Worse still, loose in the building is a demon on a murderous rampage.

That's the plot for Edward Bloor's new novel for teenagers, Story Time, published this fall by Harcourt Children's Books.

As George and Kate set out to foil the demon—and transfer out of the school—Mr. Bloor pokes holes at the state of American education and its focus on test-based accountability.

Says the principal, Dr. Austin: "If information is not tested in any of the 50 United States, is there any reason for a United States student to learn it?"

Not surprisingly, Dr. Austin gets his comeuppance. But Mr. Bloor, a former high school teacher and the award-winning author of two other children's books, Tangerine and Crusader, says Story Time is not really about "our hard-pressed public schools, which I support wholeheartedly."
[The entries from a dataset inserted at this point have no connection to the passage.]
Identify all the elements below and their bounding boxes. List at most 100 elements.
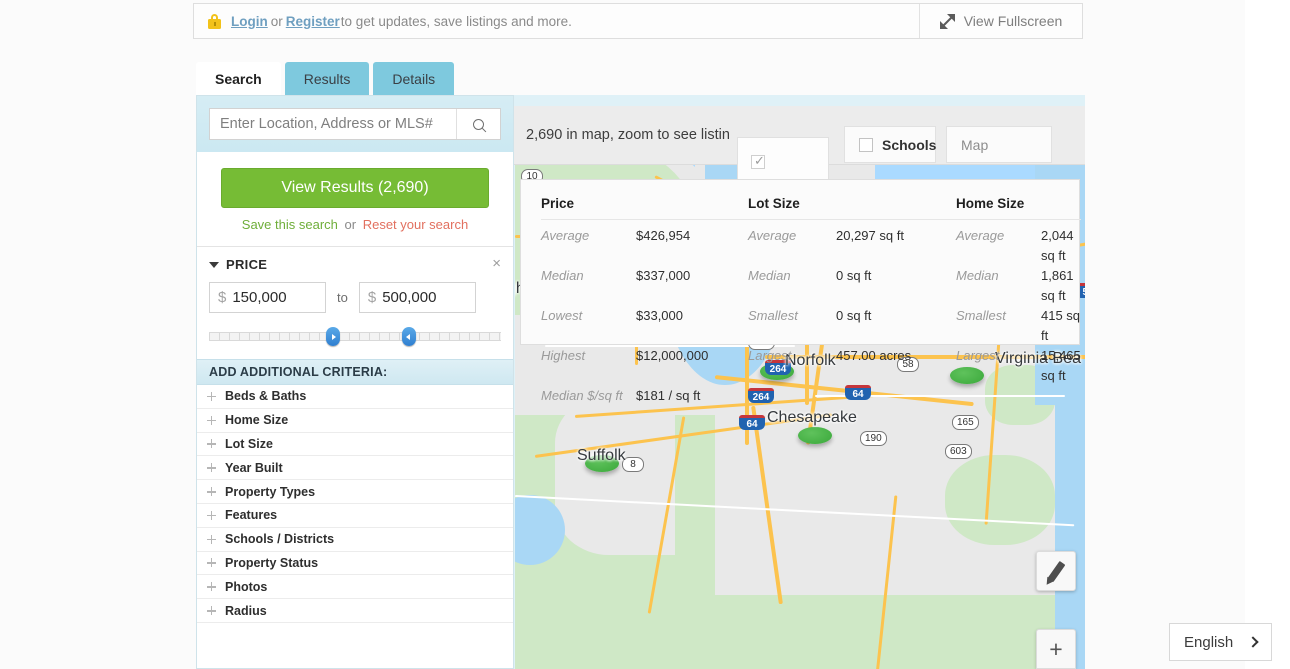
stats-value: 15,465 sq ft [1041, 348, 1081, 383]
price-range-slider[interactable] [209, 327, 501, 346]
stats-label: Largest [748, 348, 792, 363]
stats-value: 415 sq ft [1041, 308, 1081, 343]
criteria-item-label: Property Types [225, 484, 316, 499]
plus-icon [207, 582, 216, 592]
route-shield-icon: 190 [860, 431, 887, 446]
map-zoom-in-button[interactable]: + [1036, 629, 1076, 669]
language-selector[interactable]: English [1169, 623, 1272, 661]
login-bar: Login or Register to get updates, save l… [193, 3, 1083, 39]
map-greenspace [945, 455, 1055, 545]
criteria-item-label: Property Status [225, 555, 319, 570]
stats-value: $337,000 [636, 268, 691, 283]
stats-label: Lowest [541, 308, 583, 323]
stats-value: 20,297 sq ft [836, 228, 904, 243]
login-message: Login or Register to get updates, save l… [194, 4, 919, 38]
search-panel-header [197, 96, 513, 152]
map-draw-button[interactable] [1036, 551, 1076, 591]
criteria-item[interactable]: Schools / Districts [197, 528, 513, 552]
map-listing-marker[interactable] [798, 427, 832, 444]
criteria-item-label: Lot Size [225, 436, 273, 451]
view-fullscreen-button[interactable]: View Fullscreen [919, 4, 1082, 38]
criteria-item[interactable]: Features [197, 504, 513, 528]
register-link[interactable]: Register [286, 14, 340, 29]
plus-icon [207, 606, 216, 616]
criteria-item-label: Photos [225, 579, 268, 594]
map-city-label: Chesapeake [767, 409, 857, 426]
tab-bar: Search Results Details [196, 62, 455, 95]
plus-icon [207, 534, 216, 544]
criteria-item-label: Radius [225, 603, 267, 618]
or-text: or [270, 13, 283, 29]
criteria-item[interactable]: Year Built [197, 456, 513, 481]
price-min-field[interactable]: $ 150,000 [209, 282, 326, 313]
stats-label: Median $/sq ft [541, 388, 623, 403]
stats-label: Median [541, 268, 584, 283]
page-root: Login or Register to get updates, save l… [0, 0, 1290, 669]
save-reset-row: Save this search or Reset your search [221, 217, 489, 232]
stats-col-title-price: Price [541, 196, 575, 211]
stats-value: 0 sq ft [836, 268, 872, 283]
interstate-shield-icon: 64 [739, 415, 765, 430]
stats-divider [541, 219, 1081, 220]
map-water [1055, 365, 1085, 669]
map-listing-count: 2,690 in map, zoom to see listin [526, 127, 730, 143]
schools-toggle-button[interactable]: Schools [844, 126, 936, 163]
slider-handle-min[interactable] [326, 327, 340, 346]
map-region: 2,690 in map, zoom to see listin Schools… [505, 95, 1085, 669]
criteria-item[interactable]: Property Status [197, 552, 513, 576]
stats-col-title-home-size: Home Size [956, 196, 1025, 211]
criteria-item[interactable]: Lot Size [197, 433, 513, 457]
login-link[interactable]: Login [231, 14, 268, 29]
tab-results[interactable]: Results [284, 62, 370, 95]
plus-icon [207, 510, 216, 520]
view-results-button[interactable]: View Results (2,690) [221, 168, 489, 208]
stats-label: Highest [541, 348, 586, 363]
tab-search[interactable]: Search [196, 62, 281, 95]
chevron-right-icon [1247, 636, 1259, 648]
login-tail-text: to get updates, save listings and more. [340, 13, 572, 29]
stats-value: 0 sq ft [836, 308, 872, 323]
criteria-header: ADD ADDITIONAL CRITERIA: [197, 359, 513, 385]
criteria-item-label: Year Built [225, 460, 283, 475]
criteria-item[interactable]: Property Types [197, 480, 513, 504]
stats-label: Smallest [748, 308, 798, 323]
map-type-button[interactable]: Map [946, 126, 1052, 163]
search-box [209, 108, 501, 140]
plus-icon [207, 463, 216, 473]
slider-handle-max[interactable] [402, 327, 416, 346]
close-icon[interactable]: × [492, 256, 501, 271]
criteria-item-label: Features [225, 508, 278, 523]
route-shield-icon: 603 [945, 444, 972, 459]
overlay-checkbox[interactable]: ✓ [751, 154, 765, 169]
criteria-item[interactable]: Beds & Baths [197, 385, 513, 409]
price-section-header[interactable]: PRICE [209, 257, 501, 272]
stats-col-title-lot-size: Lot Size [748, 196, 800, 211]
stats-value [836, 386, 956, 406]
stats-label: Median [748, 268, 791, 283]
expand-arrows-icon [939, 13, 955, 29]
save-search-link[interactable]: Save this search [242, 217, 338, 232]
results-zone: View Results (2,690) Save this search or… [197, 152, 513, 247]
search-input[interactable] [210, 115, 456, 133]
tab-details[interactable]: Details [373, 62, 455, 95]
search-submit-button[interactable] [456, 109, 500, 139]
criteria-list: Beds & Baths Home Size Lot Size Year Built P… [197, 385, 513, 623]
stats-label: Smallest [956, 308, 1006, 323]
criteria-item-label: Schools / Districts [225, 532, 335, 547]
reset-search-link[interactable]: Reset your search [363, 217, 469, 232]
stats-value: $12,000,000 [636, 348, 709, 363]
stats-label [748, 386, 836, 406]
stats-label [956, 386, 1041, 406]
schools-checkbox[interactable] [859, 137, 873, 152]
language-label: English [1184, 633, 1234, 651]
price-title: PRICE [226, 257, 268, 272]
or-text: or [344, 217, 357, 232]
map-type-label: Map [961, 136, 989, 153]
criteria-item[interactable]: Radius [197, 599, 513, 623]
criteria-item[interactable]: Photos [197, 575, 513, 600]
plus-icon [207, 391, 216, 401]
map-city-label: Suffolk [577, 447, 626, 464]
stats-label: Average [748, 228, 797, 243]
price-max-field[interactable]: $ 500,000 [358, 282, 476, 313]
criteria-item[interactable]: Home Size [197, 409, 513, 433]
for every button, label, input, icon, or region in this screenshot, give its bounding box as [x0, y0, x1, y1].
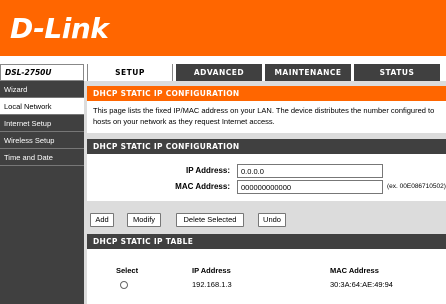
tab-advanced[interactable]: ADVANCED [176, 64, 262, 81]
header-banner: D-Link [0, 0, 446, 56]
tab-setup[interactable]: SETUP [87, 64, 173, 81]
intro-panel: DHCP STATIC IP CONFIGURATION This page l… [87, 86, 446, 133]
tab-status[interactable]: STATUS [354, 64, 440, 81]
mac-example-hint: (ex. 00E086710502) [387, 183, 446, 190]
sidebar-item-time-and-date[interactable]: Time and Date [0, 149, 84, 166]
col-header-ip: IP Address [192, 266, 231, 275]
intro-title: DHCP STATIC IP CONFIGURATION [87, 86, 446, 101]
row-mac-value: 30:3A:64:AE:49:94 [330, 280, 393, 289]
config-title: DHCP STATIC IP CONFIGURATION [87, 139, 446, 154]
mac-row: MAC Address: (ex. 00E086710502) [87, 180, 446, 194]
ip-row: IP Address: [87, 164, 446, 178]
config-panel: DHCP STATIC IP CONFIGURATION IP Address:… [87, 139, 446, 201]
sidebar-item-wireless-setup[interactable]: Wireless Setup [0, 132, 84, 149]
table-panel: DHCP STATIC IP TABLE Select IP Address M… [87, 234, 446, 304]
main-content: DHCP STATIC IP CONFIGURATION This page l… [87, 81, 446, 304]
mac-label: MAC Address: [175, 182, 230, 191]
intro-description: This page lists the fixed IP/MAC address… [93, 106, 435, 126]
tab-maintenance[interactable]: MAINTENANCE [265, 64, 351, 81]
row-ip-value: 192.168.1.3 [192, 280, 232, 289]
add-button[interactable]: Add [90, 213, 114, 227]
modify-button[interactable]: Modify [127, 213, 161, 227]
row-select-radio[interactable] [120, 281, 128, 289]
model-name: DSL-2750U [0, 64, 84, 81]
col-header-mac: MAC Address [330, 266, 379, 275]
table-title: DHCP STATIC IP TABLE [87, 234, 446, 249]
sidebar: Wizard Local Network Internet Setup Wire… [0, 81, 84, 304]
delete-selected-button[interactable]: Delete Selected [176, 213, 244, 227]
undo-button[interactable]: Undo [258, 213, 286, 227]
mac-address-input[interactable] [237, 180, 383, 194]
sidebar-item-local-network[interactable]: Local Network [0, 98, 84, 115]
sidebar-item-internet-setup[interactable]: Internet Setup [0, 115, 84, 132]
sidebar-item-wizard[interactable]: Wizard [0, 81, 84, 98]
ip-label: IP Address: [185, 166, 230, 175]
col-header-select: Select [116, 266, 139, 275]
header-divider [0, 56, 446, 64]
ip-address-input[interactable] [237, 164, 383, 178]
dlink-logo: D-Link [10, 12, 109, 45]
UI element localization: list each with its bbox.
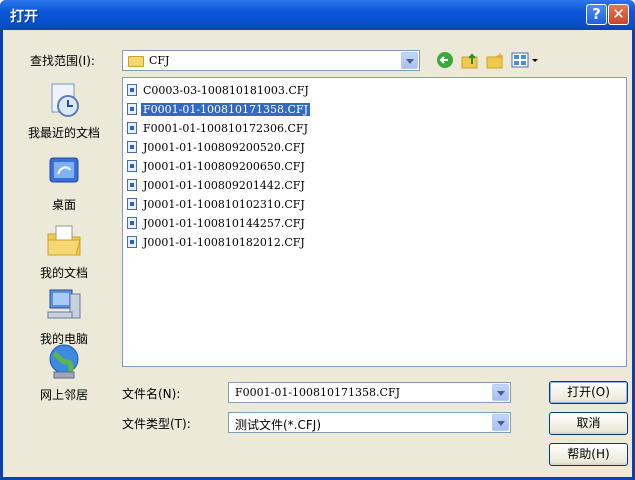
file-icon [127, 236, 137, 248]
file-type-label: 文件类型(T): [122, 417, 191, 431]
place-label: 我的文档 [39, 266, 88, 280]
back-icon[interactable] [435, 50, 455, 70]
look-in-value: CFJ [149, 54, 170, 67]
open-button[interactable]: 打开(O) [549, 381, 628, 404]
desktop-icon [44, 152, 84, 192]
file-type-select[interactable]: 测试文件(*.CFJ) [228, 412, 511, 433]
chevron-down-icon[interactable] [492, 384, 509, 401]
my-computer-icon [44, 286, 84, 326]
network-places-icon [44, 342, 84, 382]
file-item[interactable]: J0001-01-100810144257.CFJ [127, 216, 307, 232]
window-title: 打开 [10, 9, 38, 25]
place-my-documents[interactable]: 我的文档 [16, 220, 112, 284]
file-icon [127, 198, 137, 210]
file-item[interactable]: J0001-01-100810182012.CFJ [127, 235, 307, 251]
chevron-down-icon[interactable] [401, 52, 418, 69]
file-list[interactable]: C0003-03-100810181003.CFJ F0001-01-10081… [122, 77, 627, 367]
file-type-value: 测试文件(*.CFJ) [235, 418, 321, 432]
look-in-label: 查找范围(I): [30, 54, 95, 68]
place-label: 网上邻居 [39, 388, 88, 402]
help-title-button[interactable]: ? [586, 4, 607, 25]
close-button[interactable]: ✕ [608, 4, 629, 25]
place-label: 我最近的文档 [27, 126, 100, 140]
file-icon [127, 103, 137, 115]
file-icon [127, 141, 137, 153]
file-item[interactable]: J0001-01-100810102310.CFJ [127, 197, 307, 213]
places-bar: 我最近的文档 桌面 我的文档 我的电脑 网上邻居 [16, 76, 112, 464]
file-icon [127, 160, 137, 172]
file-name-label: 文件名(N): [122, 387, 181, 401]
place-network[interactable]: 网上邻居 [16, 342, 112, 406]
file-icon [127, 179, 137, 191]
my-documents-icon [44, 220, 84, 260]
file-item[interactable]: F0001-01-100810172306.CFJ [127, 121, 310, 137]
chevron-down-icon[interactable] [492, 414, 509, 431]
file-icon [127, 84, 137, 96]
recent-documents-icon [44, 80, 84, 120]
file-item-selected[interactable]: F0001-01-100810171358.CFJ [127, 102, 310, 118]
place-label: 桌面 [51, 198, 76, 212]
up-folder-icon[interactable] [460, 50, 480, 70]
place-recent-documents[interactable]: 我最近的文档 [16, 80, 112, 144]
file-item[interactable]: C0003-03-100810181003.CFJ [127, 83, 311, 99]
file-name-field[interactable]: F0001-01-100810171358.CFJ [228, 382, 511, 403]
file-name-value: F0001-01-100810171358.CFJ [235, 386, 400, 399]
title-bar[interactable]: 打开 ? ✕ [0, 0, 635, 30]
views-menu-icon[interactable] [510, 50, 540, 70]
place-desktop[interactable]: 桌面 [16, 152, 112, 216]
cancel-button[interactable]: 取消 [549, 412, 628, 435]
look-in-select[interactable]: CFJ [122, 50, 420, 71]
help-button[interactable]: 帮助(H) [549, 443, 628, 466]
place-my-computer[interactable]: 我的电脑 [16, 286, 112, 350]
file-item[interactable]: J0001-01-100809201442.CFJ [127, 178, 307, 194]
file-icon [127, 217, 137, 229]
new-folder-icon[interactable] [485, 50, 505, 70]
file-item[interactable]: J0001-01-100809200650.CFJ [127, 159, 307, 175]
file-icon [127, 122, 137, 134]
folder-icon [128, 56, 144, 67]
file-item[interactable]: J0001-01-100809200520.CFJ [127, 140, 307, 156]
Rather, he says in an online interview with the publisher, "The Whittaker Magnet School is a gross anomaly in which callously ambitious pseudoeducators get what is coming to them."

He hopes adolescent readers walk away with the message that "standardized testing is not really about them at all. It is about real estate and politics and money, but not about them. Therefore, they should not let such tests upset them."

While the school's test-based curriculum, in which students have a test every day in every class, may seem like a "ridiculous exaggeration," he cautions, "it's really not. If that approach got the first lady and the president's blessing, every teacher in America would soon be implementing it."